Hizb-ut Tahrir .pdf

Hizb-ut Tahrir'in Metodu

Davayı yüklenmede izlenen metot ki; o da, şerî hükümlerdir ve Resulullah (sav)'in takib ettiği metottan alınmaktadır. Çünkü Yüce Allah'ın: 

"Allah'ı ve Ahiret'i uman, Allah'ı çok anan kimse için, sizlere elbette Allah'ın Resulü'nde -uyulmak üzere- güzel bir örnek vardır." (Azhab 21), 

"De ki, hakikaten siz Allah'ı seviyorsanız bana uyun ki Allah da sizi sevsin, günahlarınızı bağışlasın." (Ali İmran 31), 

"Peygamber size her ne getirdiyse, onu alın ve her neyden sizi men ettiyse ondan da kaçının." (Haşr 7) Ayet-i Kerimeleri, Resulullah (sav)'a tâbi olunması, onun örnek edinilmesi ve (hükmün) kendisinden alınmasının farz olduğuna delâlet eder. Bunlardan başka aynı noktaya delâlet eden daha pek çok ayetler vardır. 

Müslümanlar bugün Dâr-ül Küfür'de yaşamaktadırlar. Çünkü, Allah'ın indirdiğinden başkasıyla yönetiliyorlar, hükm olunuyorlar. Müslümanların dâr'ı (ülkesi) Resulullah (sav)'in peygamberlikle gönderildiği zamanki Mekke dönemine benzemektedir. Bundan dolayı Müslümanlar, davayı yüklenmede Mekke dönemini, uyma ve bağlanma (ya da örnek alma) konusu olarak kabul etmeleri gerekir. 

Medine'de devleti kuruncaya kadar Mekke'deki sîretini araştıran kimse, Resulullah (sav)'in muayyen merhalelerden geçtiğini açık seçik görecektir. Hizb, yürüyüşündeki metodunu, yolundaki merhaleleri, bu merhalelerde gerçekleştirmesi gereken amelleri; Resulullah'ın sîretindeki merhalelerde yerine getirdiği amellere bağlanarak, onları örnek alarak, bunlardan çıkararak almıştır. 

Bundan dolayı Hizb, izlediği yoldaki metodunu üç merhaleyle (aşamayla) belirledi.

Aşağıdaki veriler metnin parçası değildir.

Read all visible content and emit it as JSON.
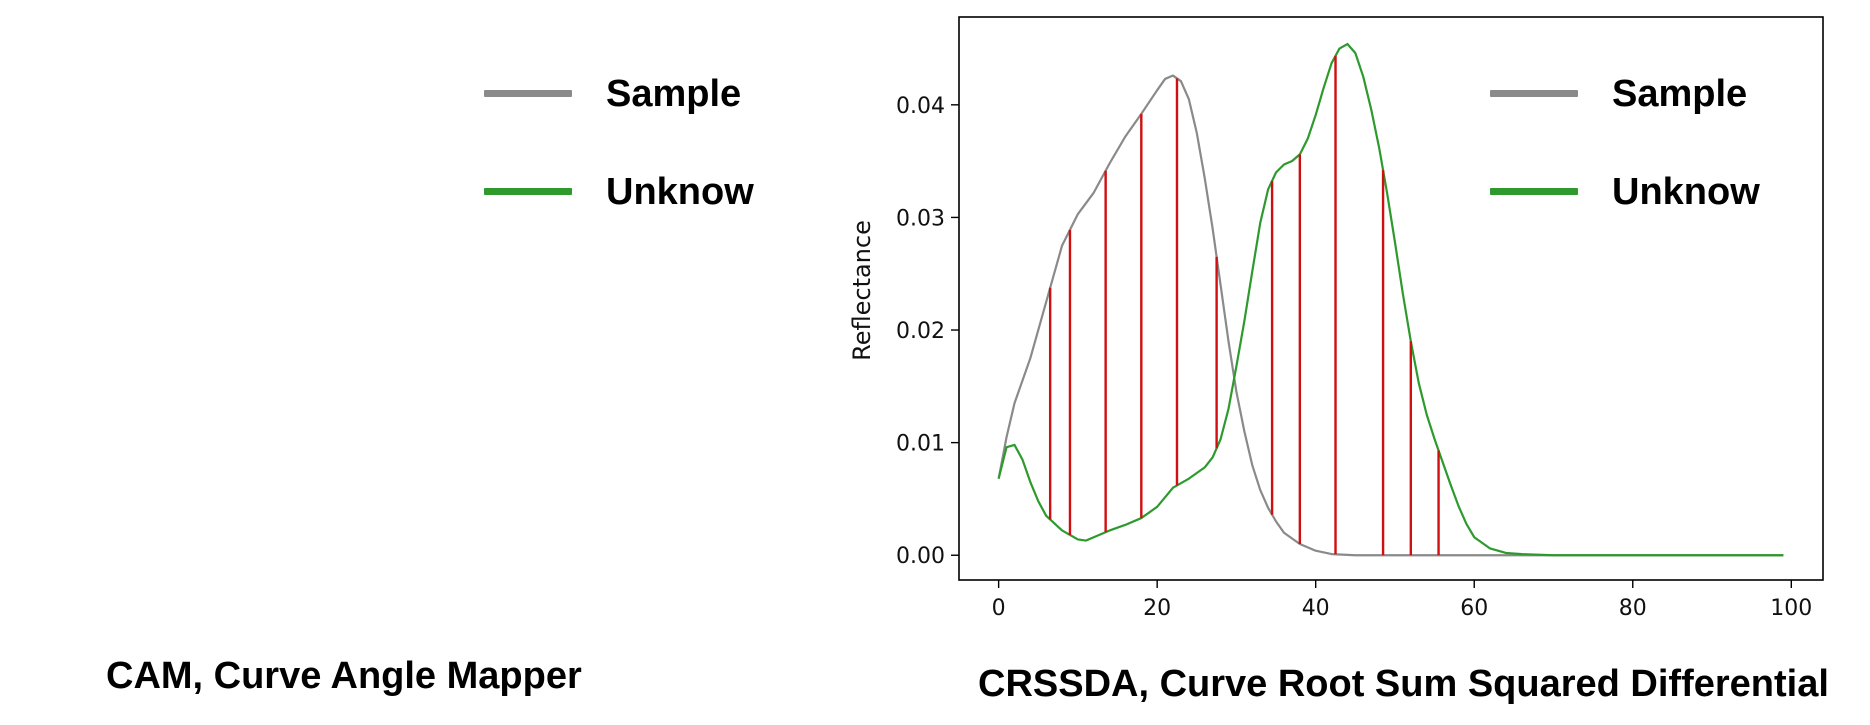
{
  "left_panel": {
    "legend": [
      {
        "label": "Sample",
        "color": "#8a8a8a"
      },
      {
        "label": "Unknow",
        "color": "#2e9a2e"
      }
    ],
    "caption": "CAM,  Curve Angle Mapper"
  },
  "right_panel": {
    "caption": "CRSSDA, Curve Root Sum Squared Differential",
    "legend": [
      {
        "label": "Sample",
        "color": "#8a8a8a"
      },
      {
        "label": "Unknow",
        "color": "#2e9a2e"
      }
    ]
  },
  "chart_data": {
    "type": "line",
    "title": "",
    "xlabel": "",
    "ylabel": "Reflectance",
    "xlim": [
      -5,
      104
    ],
    "ylim": [
      -0.0022,
      0.0478
    ],
    "x_ticks": [
      0,
      20,
      40,
      60,
      80,
      100
    ],
    "x_tick_labels": [
      "0",
      "20",
      "40",
      "60",
      "80",
      "100"
    ],
    "y_ticks": [
      0.0,
      0.01,
      0.02,
      0.03,
      0.04
    ],
    "y_tick_labels": [
      "0.00",
      "0.01",
      "0.02",
      "0.03",
      "0.04"
    ],
    "grid": false,
    "legend_position": "top-right",
    "series": [
      {
        "name": "Sample",
        "color": "#8a8a8a",
        "x": [
          0,
          1,
          2,
          4,
          6,
          8,
          10,
          12,
          14,
          16,
          18,
          20,
          21,
          22,
          23,
          24,
          25,
          26,
          27,
          28,
          29,
          30,
          31,
          32,
          33,
          34,
          35,
          36,
          38,
          40,
          42,
          45,
          50,
          60,
          70,
          80,
          90,
          99
        ],
        "values": [
          0.0068,
          0.0105,
          0.0135,
          0.0175,
          0.0225,
          0.0275,
          0.0303,
          0.0322,
          0.0348,
          0.0372,
          0.0392,
          0.0413,
          0.0423,
          0.0426,
          0.0421,
          0.0405,
          0.0375,
          0.0335,
          0.029,
          0.024,
          0.019,
          0.0145,
          0.011,
          0.008,
          0.0058,
          0.0042,
          0.003,
          0.002,
          0.001,
          0.0004,
          0.0001,
          0.0,
          0.0,
          0.0,
          0.0,
          0.0,
          0.0,
          0.0
        ]
      },
      {
        "name": "Unknow",
        "color": "#2e9a2e",
        "x": [
          0,
          1,
          2,
          3,
          4,
          5,
          6,
          8,
          10,
          11,
          12,
          14,
          16,
          18,
          20,
          22,
          24,
          26,
          27,
          28,
          29,
          30,
          31,
          32,
          33,
          34,
          35,
          36,
          37,
          38,
          39,
          40,
          41,
          42,
          43,
          44,
          45,
          46,
          47,
          48,
          49,
          50,
          51,
          52,
          53,
          54,
          55,
          56,
          57,
          58,
          59,
          60,
          62,
          64,
          66,
          70,
          80,
          90,
          99
        ],
        "values": [
          0.0068,
          0.0096,
          0.0098,
          0.0085,
          0.0065,
          0.0048,
          0.0035,
          0.0022,
          0.0014,
          0.0013,
          0.0016,
          0.0022,
          0.0027,
          0.0033,
          0.0043,
          0.006,
          0.0068,
          0.0078,
          0.0087,
          0.0103,
          0.013,
          0.0168,
          0.0208,
          0.0252,
          0.0295,
          0.0325,
          0.034,
          0.0347,
          0.035,
          0.0356,
          0.037,
          0.0391,
          0.0415,
          0.0437,
          0.045,
          0.0454,
          0.0446,
          0.0425,
          0.0396,
          0.0362,
          0.0322,
          0.0278,
          0.0232,
          0.019,
          0.0153,
          0.0125,
          0.0103,
          0.0083,
          0.0063,
          0.0044,
          0.0028,
          0.0016,
          0.0006,
          0.0002,
          0.0001,
          0.0,
          0.0,
          0.0,
          0.0
        ]
      }
    ],
    "difference_lines": {
      "color": "#d01010",
      "x": [
        6.5,
        9,
        13.5,
        18,
        22.5,
        27.5,
        34.5,
        38,
        42.5,
        48.5,
        52,
        55.5
      ]
    }
  }
}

Birinci Merhale: Hizb'in, kitlesini oluşturmak üzere, onun fikrine ve metoduna inanan şahıslar ortaya çıkarmak için kültür verme merhalesi. 

İkinci Merhale: İslâm'ı hayat vakıasında ortaya çıkarmaya çalışmak için, kendisinin temel davası edininceye kadar İslâmı yüklenmek üzere ümmetle kaynaşma merhalesi.

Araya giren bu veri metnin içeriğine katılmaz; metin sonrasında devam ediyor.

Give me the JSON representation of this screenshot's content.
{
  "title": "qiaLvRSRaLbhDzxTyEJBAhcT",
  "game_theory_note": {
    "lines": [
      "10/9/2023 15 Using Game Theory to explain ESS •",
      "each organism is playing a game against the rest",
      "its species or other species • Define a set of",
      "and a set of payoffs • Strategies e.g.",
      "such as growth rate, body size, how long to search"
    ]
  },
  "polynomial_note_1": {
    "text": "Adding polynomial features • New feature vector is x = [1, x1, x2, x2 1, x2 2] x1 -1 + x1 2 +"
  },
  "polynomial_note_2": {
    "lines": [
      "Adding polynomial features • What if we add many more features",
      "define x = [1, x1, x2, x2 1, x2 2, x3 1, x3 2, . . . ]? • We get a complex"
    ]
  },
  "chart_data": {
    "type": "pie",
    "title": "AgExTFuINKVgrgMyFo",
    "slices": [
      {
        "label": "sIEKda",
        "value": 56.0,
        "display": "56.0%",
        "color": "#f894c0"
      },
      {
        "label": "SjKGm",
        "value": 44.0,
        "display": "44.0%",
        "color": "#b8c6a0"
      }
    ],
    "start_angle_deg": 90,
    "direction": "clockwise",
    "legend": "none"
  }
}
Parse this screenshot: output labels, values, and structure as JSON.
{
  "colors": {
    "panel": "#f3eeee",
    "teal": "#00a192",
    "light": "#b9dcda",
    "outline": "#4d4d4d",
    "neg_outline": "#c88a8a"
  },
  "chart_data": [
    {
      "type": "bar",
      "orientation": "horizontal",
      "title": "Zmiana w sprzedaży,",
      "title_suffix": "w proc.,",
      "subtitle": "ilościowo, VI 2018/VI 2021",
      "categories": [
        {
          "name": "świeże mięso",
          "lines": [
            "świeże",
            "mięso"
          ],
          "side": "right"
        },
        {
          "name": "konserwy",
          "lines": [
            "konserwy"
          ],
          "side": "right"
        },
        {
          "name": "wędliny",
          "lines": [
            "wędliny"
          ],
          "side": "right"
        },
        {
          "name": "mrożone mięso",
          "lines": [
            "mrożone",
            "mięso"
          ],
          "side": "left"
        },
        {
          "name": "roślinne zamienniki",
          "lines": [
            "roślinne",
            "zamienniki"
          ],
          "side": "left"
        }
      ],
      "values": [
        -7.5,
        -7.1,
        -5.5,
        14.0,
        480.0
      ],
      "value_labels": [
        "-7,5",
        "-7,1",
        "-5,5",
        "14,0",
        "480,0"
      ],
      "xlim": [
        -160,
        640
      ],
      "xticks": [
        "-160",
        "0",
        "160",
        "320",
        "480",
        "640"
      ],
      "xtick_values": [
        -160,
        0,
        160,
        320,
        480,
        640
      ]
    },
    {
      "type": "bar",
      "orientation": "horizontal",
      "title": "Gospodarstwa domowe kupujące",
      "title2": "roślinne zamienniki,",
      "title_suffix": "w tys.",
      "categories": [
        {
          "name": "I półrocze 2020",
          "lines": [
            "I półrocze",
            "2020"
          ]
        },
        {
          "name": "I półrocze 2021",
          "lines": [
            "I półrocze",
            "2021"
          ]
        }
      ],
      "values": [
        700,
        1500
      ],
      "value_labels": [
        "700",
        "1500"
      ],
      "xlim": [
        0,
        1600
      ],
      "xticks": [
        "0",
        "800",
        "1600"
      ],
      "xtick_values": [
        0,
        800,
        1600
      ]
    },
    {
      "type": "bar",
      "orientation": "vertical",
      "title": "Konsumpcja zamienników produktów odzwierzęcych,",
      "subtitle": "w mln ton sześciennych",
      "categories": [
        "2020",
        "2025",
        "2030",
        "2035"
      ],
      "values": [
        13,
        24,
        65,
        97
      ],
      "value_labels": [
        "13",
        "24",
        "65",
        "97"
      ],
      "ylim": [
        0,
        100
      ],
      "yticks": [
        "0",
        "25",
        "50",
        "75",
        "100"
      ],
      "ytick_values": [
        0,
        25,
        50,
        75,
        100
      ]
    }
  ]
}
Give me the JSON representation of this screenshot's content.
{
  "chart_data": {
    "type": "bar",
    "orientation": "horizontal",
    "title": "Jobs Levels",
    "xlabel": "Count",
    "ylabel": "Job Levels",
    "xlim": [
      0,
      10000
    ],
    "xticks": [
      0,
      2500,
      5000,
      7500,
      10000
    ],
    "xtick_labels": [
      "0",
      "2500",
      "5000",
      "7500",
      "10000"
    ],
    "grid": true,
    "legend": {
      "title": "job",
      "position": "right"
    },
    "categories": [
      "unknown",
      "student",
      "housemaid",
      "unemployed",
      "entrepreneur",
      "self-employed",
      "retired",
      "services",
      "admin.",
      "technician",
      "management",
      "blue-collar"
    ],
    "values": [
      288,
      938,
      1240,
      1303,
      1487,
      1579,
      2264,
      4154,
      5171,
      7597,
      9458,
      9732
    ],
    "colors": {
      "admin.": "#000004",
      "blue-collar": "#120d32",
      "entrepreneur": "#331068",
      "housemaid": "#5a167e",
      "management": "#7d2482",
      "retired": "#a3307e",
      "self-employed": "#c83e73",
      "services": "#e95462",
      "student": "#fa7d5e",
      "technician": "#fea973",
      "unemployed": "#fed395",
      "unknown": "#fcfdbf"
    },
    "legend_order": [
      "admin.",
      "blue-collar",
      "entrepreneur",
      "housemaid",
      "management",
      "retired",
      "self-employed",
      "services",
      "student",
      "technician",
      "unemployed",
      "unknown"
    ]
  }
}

Üçüncü Merhale: Hakimiyeti teslim alma, İslâm'ı umumî, tam, kapsamlı bir biçimde tatbik etme ve risaleti dünyaya ulaştırma merhalesi. 

Birinci merhale; Hizb'in kurucusu değerli âlim, büyük mütefekkir, güçlü siyasetçi ve Kudüs İsti'nâf Mahkemesi Kadısı Üstad Takıyyüddin en-Nebhani (r.a)'ın elinde 1372 H. - 1953 M. yılında Kudüs'te başladı. Hizb, bu merhalede ümmetin fertleriyle, onlara düşüncesini, metodunu arz ederek ferdî şekilde ilişki kuruyordu. İcabet eden kimse, Hizb'in benimsediği İslâmî fikir ve hükümleriyle kaynaşıp eriyinceye, aklı ve duygularında İslâm'la gelişmiş İslâmî bir şahsiyet haline gelinceye, daveti insanlara taşıyabilecek hale gelinceye kadar, Hizb'in halkalarında odaklaşan öğretime katılıyordu. Şahıs bu seviyeye ulaştığında, kendisini artık Hizb'li saymakta, Hizb de onu üyeleri arasına katmaktaydı. Tıpkı Resulullah (SAV)'in davetinin üç yıl süren birinci merhalesinde, Allah'ın kendisine gönderdiklerini arz ederek insanları tek tek davet ederken yaptığı gibi.. Allah'ın Resulü kendisine iman eden kimseyi bu Dinin esasına dayalı kitlesine gizlice almakta, İslâm'da kaynaşıp eriyinceye kadar onu İslâm üzere eğitime almakta, Kur'an'dan inmiş olan ve inmeye devam eden ayetleri ona okumakta şiddetli bir rağbetle çabalıyordu. Onlarla gizli görüşüyor ve açık olmayan yerlerde gizlice onları eğitiyordu. İbadetleri gizlenerek yapıyorlardı. Sonra İslâmın adı Mekke'de yayıldı, insanlar ondan bahsetmeye ve kendiliğinden İslâm'a girmeye başladılar.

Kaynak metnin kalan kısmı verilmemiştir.